The price of ether increased today, gaining 4.25% to over $3,200 on April 21. The coin’s gains are consistent with positive trends observed in the cryptocurrency industry as a whole, which saw a 3.5% increase in market capitalization during the same time period. The current increases in Ether relative to the US dollar are mostly the result of new money entering the Bitcoin market. Remarkably, the ETH/BTC pair has increased by about 2.5% over the past day to close at 0.048 BTC on April 21. As a result, during the same time period, the Ethereum Dominance Index (ETH.D), which measures Ether’s market strength relative to the rest of the cryptocurrency market, increased by more than 1%.
These increases are a part of the upswing that started on April 19, the day of Bitcoin’s fourth halving. The ETH/BTC ratio and ETH Dominance (ETH.D) have risen by almost 3% and 0.75%, respectively, since that significant occurrence shortly after every Bitcoin halving event in the past, the Ethereum market has frequently witnessed increasing money inflows from the Bitcoin market. For instance, the ETH/BTC pair had a 64% increase after the second halving in July 2016. In a similar vein, this pair experienced an almost 100% surge during the third halving in May 2020.
This pattern indicates that, after the halving takes place, investors typically sell their Bitcoin holdings or lessen their demand for the cryptocurrency because the market has already priced in the expected price increase before the event. Because of this change in investor emphasis, alternative cryptocurrencies like Ether gain as money that was previously allocated to Bitcoin looks for fresh growth prospects in other areas of the cryptocurrency industry.
The most recent advances in ether come before a phase of consolidation among its wealthiest investors, or “whales.” The amount of Ether held by addresses with a balance between 1,000 and 10,000 ETH has surged during the last two weeks, according to data provider Glassnode.

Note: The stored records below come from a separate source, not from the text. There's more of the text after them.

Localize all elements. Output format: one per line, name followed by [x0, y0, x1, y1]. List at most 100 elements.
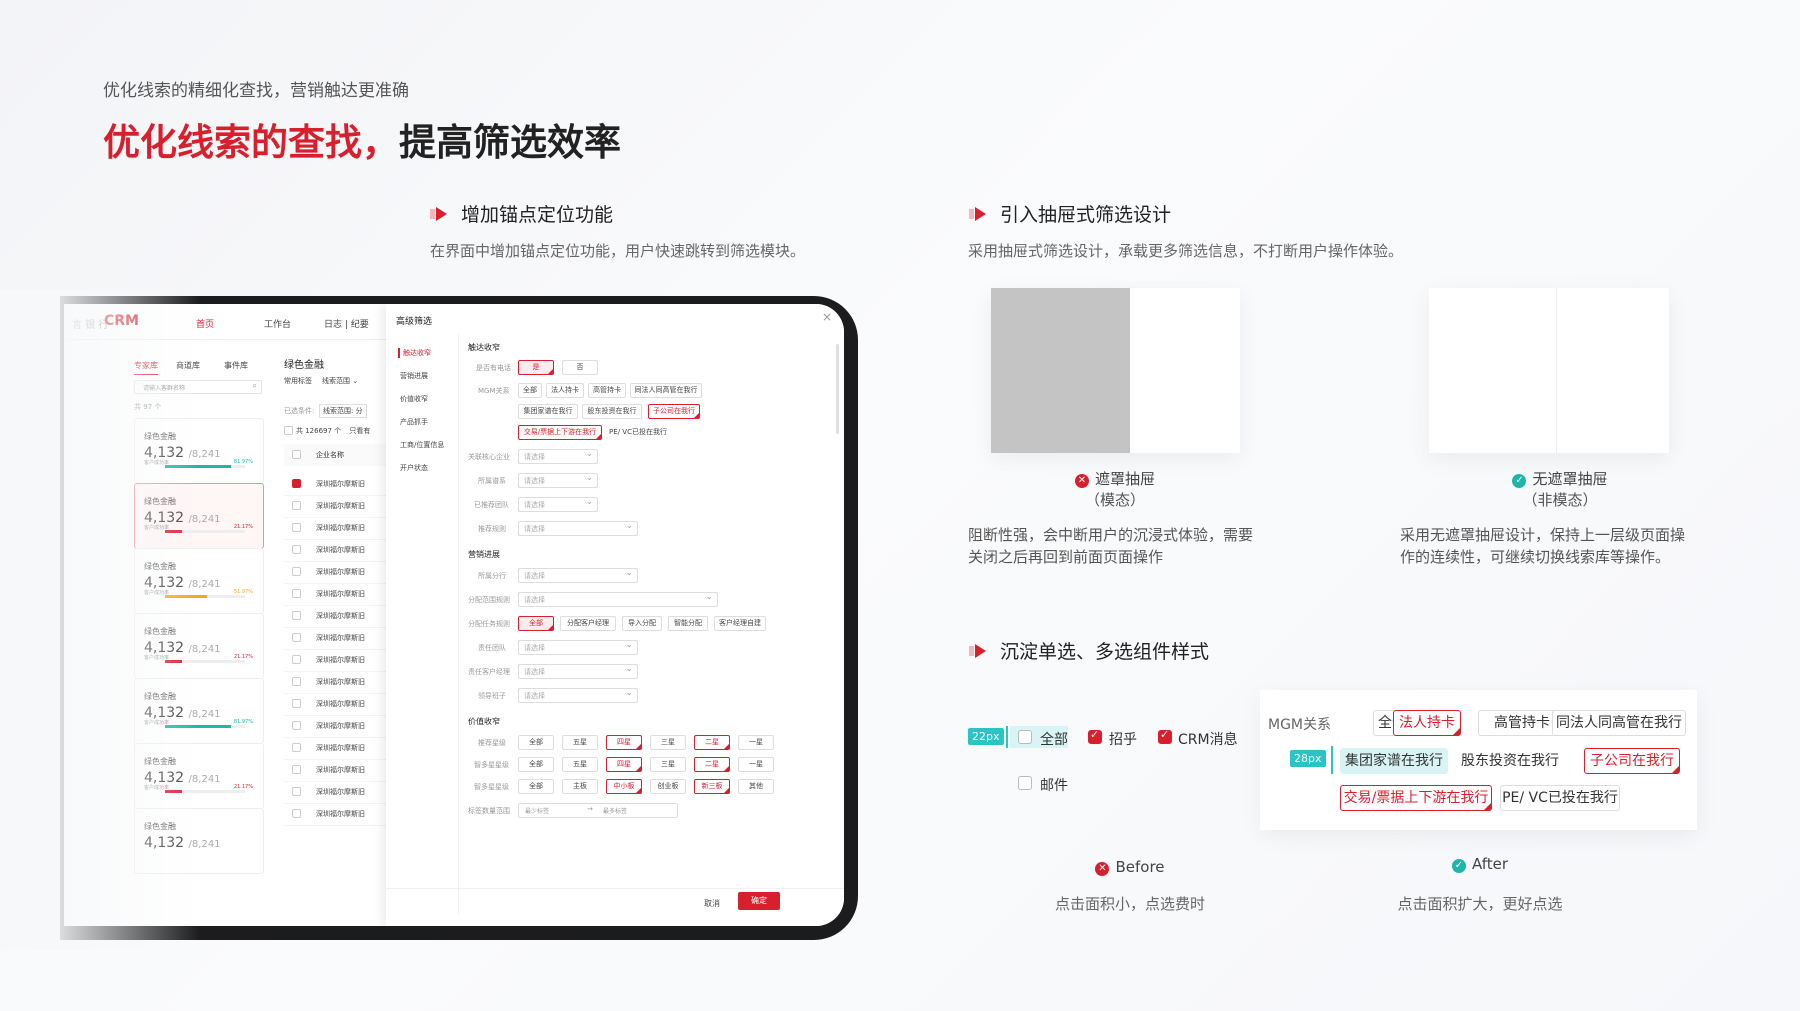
condition-tag[interactable]: 线索范围: 分 [319, 404, 367, 418]
table-row[interactable]: 深圳福尔摩斯旧 [284, 804, 394, 826]
anchor-item[interactable]: 工商/位置信息 [400, 440, 444, 450]
nav-workbench[interactable]: 工作台 [264, 317, 291, 330]
row-checkbox[interactable] [292, 479, 301, 488]
row-checkbox[interactable] [292, 567, 301, 576]
value-chip[interactable]: 一星 [738, 757, 774, 772]
select-rule[interactable]: 请选择 [518, 521, 638, 536]
table-row[interactable]: 深圳福尔摩斯旧 [284, 738, 394, 760]
list-item[interactable]: 绿色金融 4,132 /8,241 客户成功率 21.17% [134, 743, 264, 809]
value-chip[interactable]: 五星 [562, 735, 598, 750]
option-yes[interactable]: 是 [518, 360, 554, 375]
select-team[interactable]: 请选择 [518, 497, 598, 512]
value-chip[interactable]: 全部 [518, 779, 554, 794]
mgm-chip[interactable]: 集团家谱在我行 [518, 404, 578, 419]
anchor-item[interactable]: 价值收窄 [400, 394, 428, 404]
task-chip[interactable]: 导入分配 [622, 616, 662, 631]
anchor-item[interactable]: 产品抓手 [400, 417, 428, 427]
select-resp-team[interactable]: 请选择 [518, 640, 638, 655]
table-row[interactable]: 深圳福尔摩斯旧 [284, 562, 394, 584]
list-item[interactable]: 绿色金融 4,132 /8,241 客户成功率 81.97% [134, 418, 264, 484]
mgm-chip[interactable]: 高管持卡 [588, 383, 626, 398]
task-chip[interactable]: 全部 [518, 616, 554, 631]
anchor-item[interactable]: 营销进展 [400, 371, 428, 381]
tab-event[interactable]: 事件库 [224, 360, 248, 371]
value-chip[interactable]: 三星 [650, 735, 686, 750]
tab-common-tags[interactable]: 常用标签 [284, 376, 312, 386]
value-chip[interactable]: 全部 [518, 757, 554, 772]
row-checkbox[interactable] [292, 677, 301, 686]
chip-trade[interactable]: 交易/票据上下游在我行 [1340, 785, 1492, 811]
chip-subsidiary[interactable]: 子公司在我行 [1584, 748, 1680, 774]
chip-same-legal[interactable]: 同法人同高管在我行 [1552, 710, 1686, 736]
mgm-chip[interactable]: 子公司在我行 [648, 404, 700, 419]
table-row[interactable]: 深圳福尔摩斯旧 [284, 782, 394, 804]
table-row[interactable]: 深圳福尔摩斯旧 [284, 672, 394, 694]
value-chip[interactable]: 二星 [694, 735, 730, 750]
row-checkbox[interactable] [292, 721, 301, 730]
task-chip[interactable]: 分配客户经理 [560, 616, 616, 631]
value-chip[interactable]: 其他 [738, 779, 774, 794]
row-checkbox[interactable] [292, 611, 301, 620]
row-checkbox[interactable] [292, 743, 301, 752]
row-checkbox[interactable] [292, 589, 301, 598]
value-chip[interactable]: 四星 [606, 757, 642, 772]
mgm-chip[interactable]: 法人持卡 [546, 383, 584, 398]
nav-log[interactable]: 日志 | 纪要 [324, 317, 369, 330]
list-item[interactable]: 绿色金融 4,132 /8,241 客户成功率 81.97% [134, 678, 264, 744]
row-checkbox[interactable] [292, 655, 301, 664]
anchor-item[interactable]: 触达收窄 [398, 348, 431, 358]
select-lineage[interactable]: 请选择 [518, 473, 598, 488]
row-checkbox[interactable] [292, 787, 301, 796]
mgm-chip[interactable]: 同法人同高管在我行 [630, 383, 702, 398]
mgm-chip[interactable]: 交易/票据上下游在我行 [518, 425, 602, 440]
chip-group[interactable]: 集团家谱在我行 [1340, 748, 1448, 774]
select-branch[interactable]: 请选择 [518, 568, 638, 583]
value-chip[interactable]: 创业板 [650, 779, 686, 794]
row-checkbox[interactable] [292, 633, 301, 642]
tab-business[interactable]: 商道库 [176, 360, 200, 371]
select-leaders[interactable]: 请选择 [518, 688, 638, 703]
row-checkbox[interactable] [292, 699, 301, 708]
select-scope-rule[interactable]: 请选择 [518, 592, 718, 607]
table-row[interactable]: 深圳福尔摩斯旧 [284, 606, 394, 628]
select-all-checkbox[interactable] [284, 426, 293, 435]
checkbox-crm[interactable] [1158, 728, 1172, 744]
tag-range-input[interactable]: 最少标签 → 最多标签 [518, 803, 678, 818]
table-row[interactable]: 深圳福尔摩斯旧 [284, 760, 394, 782]
anchor-item[interactable]: 开户状态 [400, 463, 428, 473]
chip-legal-card[interactable]: 法人持卡 [1393, 710, 1461, 736]
scrollbar[interactable] [836, 344, 839, 434]
confirm-button[interactable]: 确定 [738, 892, 780, 910]
table-row[interactable]: 深圳福尔摩斯旧 [284, 650, 394, 672]
row-checkbox[interactable] [292, 501, 301, 510]
table-row[interactable]: 深圳福尔摩斯旧 [284, 540, 394, 562]
value-chip[interactable]: 四星 [606, 735, 642, 750]
table-row[interactable]: 深圳福尔摩斯旧 [284, 716, 394, 738]
header-checkbox[interactable] [292, 450, 301, 459]
close-icon[interactable]: × [822, 310, 832, 324]
value-chip[interactable]: 三星 [650, 757, 686, 772]
chip-shareholder[interactable]: 股东投资在我行 [1456, 748, 1564, 774]
table-row[interactable]: 深圳福尔摩斯旧 [284, 518, 394, 540]
value-chip[interactable]: 五星 [562, 757, 598, 772]
list-item[interactable]: 绿色金融 4,132 /8,241 客户成功率 21.17% [134, 613, 264, 679]
row-checkbox[interactable] [292, 765, 301, 774]
value-chip[interactable]: 一星 [738, 735, 774, 750]
table-row[interactable]: 深圳福尔摩斯旧 [284, 694, 394, 716]
chip-pevc[interactable]: PE/ VC已投在我行 [1500, 785, 1620, 811]
task-chip[interactable]: 客户经理自建 [714, 616, 766, 631]
cancel-button[interactable]: 取消 [704, 898, 720, 909]
value-chip[interactable]: 新三板 [694, 779, 730, 794]
checkbox-all[interactable] [1018, 730, 1032, 744]
table-row[interactable]: 深圳福尔摩斯旧 [284, 584, 394, 606]
task-chip[interactable]: 智能分配 [668, 616, 708, 631]
mgm-chip[interactable]: PE/ VC已投在我行 [606, 425, 670, 440]
mgm-chip[interactable]: 股东投资在我行 [582, 404, 642, 419]
list-item[interactable]: 绿色金融 4,132 /8,241 [134, 808, 264, 874]
mgm-chip[interactable]: 全部 [518, 383, 542, 398]
search-input[interactable]: 请输入客群名称 ⌕ [134, 380, 262, 394]
tab-expert[interactable]: 专家库 [134, 360, 158, 375]
list-item[interactable]: 绿色金融 4,132 /8,241 客户成功率 51.97% [134, 548, 264, 614]
value-chip[interactable]: 二星 [694, 757, 730, 772]
row-checkbox[interactable] [292, 523, 301, 532]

In a similar vein, entities holding Ethereum balances between 10,000 and 100,000 ETH have also recently seen an increase in supply, suggesting that whales are returning to the Ether market.It’s interesting to note that this accumulation pattern frequently signals major price increases, like the one Ether is currently experiencing. After testing the bottom trendline of its current descending channel pattern as support, ether’s advances from today seem to be continuing.
It’s interesting to note that this support level is also close to ETH’s 200-day exponential moving average (200-day EMA; the blue wave) at around $2,725 and its 0.5 Fibonacci retracement line at about $2,820, indicating that traders view the support area as a favorable place to purchase Ether. For example, the 200-day exponential moving average (200-day EMA; the blue wave) and the 0.5 Fibonacci retracement line of ETH at about $2,820 and $2,725 are in tight alignment with the trendline support. These convergent indicators imply that traders are drawn to this support zone as a place to buy ether.